You aren't getting a lot responses on how to get a correct answer. While it isn't open source, our DMS Software Reengineering Toolkit with its C Front End has all the machinery to do this, including C parsers, control- and dataflow- analysis, local and global points-to analysis, and global call graph construction. DMS is easily customized to include extra information such as external calls from assembler, and/or a list of thread roots or specific source-patterns that are thread initialization calls, and we've actually done that (easily) for some large embedded engine controllers with millions of lines of code. DMS has been applied to systems as large as 26 million lines of code (some 18,000 compilation units) for the purpose of building such calls graphs.
[An interesting aside: in processing individual comilation units, DMS for scaling reasons in effect deletes symbols and related code that aren't used in that compilation unit.
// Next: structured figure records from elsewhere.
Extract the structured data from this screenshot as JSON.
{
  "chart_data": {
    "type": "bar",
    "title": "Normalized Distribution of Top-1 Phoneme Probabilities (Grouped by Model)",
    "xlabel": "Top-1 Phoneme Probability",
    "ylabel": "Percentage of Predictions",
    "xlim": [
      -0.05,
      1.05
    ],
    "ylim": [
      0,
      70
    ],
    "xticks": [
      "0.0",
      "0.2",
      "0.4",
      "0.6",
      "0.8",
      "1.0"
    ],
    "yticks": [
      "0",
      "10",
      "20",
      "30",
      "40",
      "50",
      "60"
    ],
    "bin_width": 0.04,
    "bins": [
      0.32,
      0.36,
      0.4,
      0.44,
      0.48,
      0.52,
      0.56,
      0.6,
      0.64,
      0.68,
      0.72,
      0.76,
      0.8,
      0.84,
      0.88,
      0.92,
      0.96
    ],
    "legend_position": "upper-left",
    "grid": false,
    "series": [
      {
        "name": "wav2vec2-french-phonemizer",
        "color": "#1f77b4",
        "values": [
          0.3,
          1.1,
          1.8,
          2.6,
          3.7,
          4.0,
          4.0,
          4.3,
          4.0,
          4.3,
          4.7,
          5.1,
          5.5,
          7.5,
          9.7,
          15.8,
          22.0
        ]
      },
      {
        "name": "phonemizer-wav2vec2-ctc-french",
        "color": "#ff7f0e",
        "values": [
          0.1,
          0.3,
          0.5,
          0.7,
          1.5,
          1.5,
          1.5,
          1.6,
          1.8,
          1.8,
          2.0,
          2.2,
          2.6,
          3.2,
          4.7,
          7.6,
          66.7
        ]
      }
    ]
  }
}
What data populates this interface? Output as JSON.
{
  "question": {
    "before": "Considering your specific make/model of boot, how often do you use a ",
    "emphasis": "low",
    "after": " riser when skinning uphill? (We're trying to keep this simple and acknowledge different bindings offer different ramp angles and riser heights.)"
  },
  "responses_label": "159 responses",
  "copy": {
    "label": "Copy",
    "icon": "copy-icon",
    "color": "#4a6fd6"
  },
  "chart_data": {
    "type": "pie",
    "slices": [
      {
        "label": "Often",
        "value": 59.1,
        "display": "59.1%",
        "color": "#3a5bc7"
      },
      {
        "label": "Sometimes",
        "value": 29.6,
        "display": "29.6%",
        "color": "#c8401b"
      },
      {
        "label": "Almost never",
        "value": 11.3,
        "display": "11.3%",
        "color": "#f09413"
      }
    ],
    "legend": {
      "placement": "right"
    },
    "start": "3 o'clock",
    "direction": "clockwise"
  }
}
Remarkably, this gets rid of about 95% of code by volume when you take into account the iceberg usually hiding in the include file nest. It says C software typically has poorly factored include files. I suspect you all know that already.]
Tools like GCC will remove dead code while compiling. That's helpful, but the dead code is still lying around in your compilation unit source code using up developer's attention (they have to figure out if it is dead, too!). DMS in its program transformation mode can be configured, modulo some preprocessor issues, to actually remove that dead code from the source. On very large software systems, you don't really want to do this by hand.